Cryptandra ericoides, commonly known as heathy cryptandra, is a species of flowering plant in the family Rhamnaceae and is endemic to south-eastern continental Australia. It is a wiry, low-lying to erect shrub with often clustered, cylindrical leaves, and tube-shaped white flowers arranged in clusters on the ends of branchlets.

== Description ==
Cryptandra ericoides is a wiry, low-lying to erect shrub that typically grows to a height of up to 60 cm, its young branchlets with soft hairs pressed against the surface.

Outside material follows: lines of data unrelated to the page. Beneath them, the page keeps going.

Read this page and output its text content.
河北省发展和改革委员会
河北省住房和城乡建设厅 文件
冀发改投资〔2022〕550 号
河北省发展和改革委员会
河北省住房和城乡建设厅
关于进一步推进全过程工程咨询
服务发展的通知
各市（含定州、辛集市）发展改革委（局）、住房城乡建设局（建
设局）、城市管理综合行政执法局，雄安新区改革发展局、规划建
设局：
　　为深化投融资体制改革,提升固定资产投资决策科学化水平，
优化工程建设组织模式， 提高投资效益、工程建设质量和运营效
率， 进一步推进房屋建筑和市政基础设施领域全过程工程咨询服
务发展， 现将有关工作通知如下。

The leaves are more or less cylindrical but with a groove along the lower surface, 2–10 mm long and 0.5–1 mm wide with stipules up to 1 mm long at the base. The leaves are often clustered at the ends of branchlets. The flowers are arranged in clusters of up to 10 at the ends of branches and are white, bell-shaped and 3–4 mm long. The sepals are about half the length of the floral tube, the petals about 0.5 mm long. Flowering mainly occurs from February to June and the fruit is a capsule about 2.5 mm long.

==Taxonomy==
Cryptandra ericoides was first formally described in 1808 by James Edward Smith in The Cyclopaedia from specimens collected by "Dr. White". The specific epithet (ericoides) means "Erica-like".

==Distribution and habitat==
Heathy cryptandra mainly grows in heath on the coast of new South Wales south from the Sydney region. It is also found in the extreme east of Victoria.

==Conservation status==
Cryptandra ericoides is listed as "critically endangered" in Victoria, under the Flora and Fauna Guarantee Act 1988.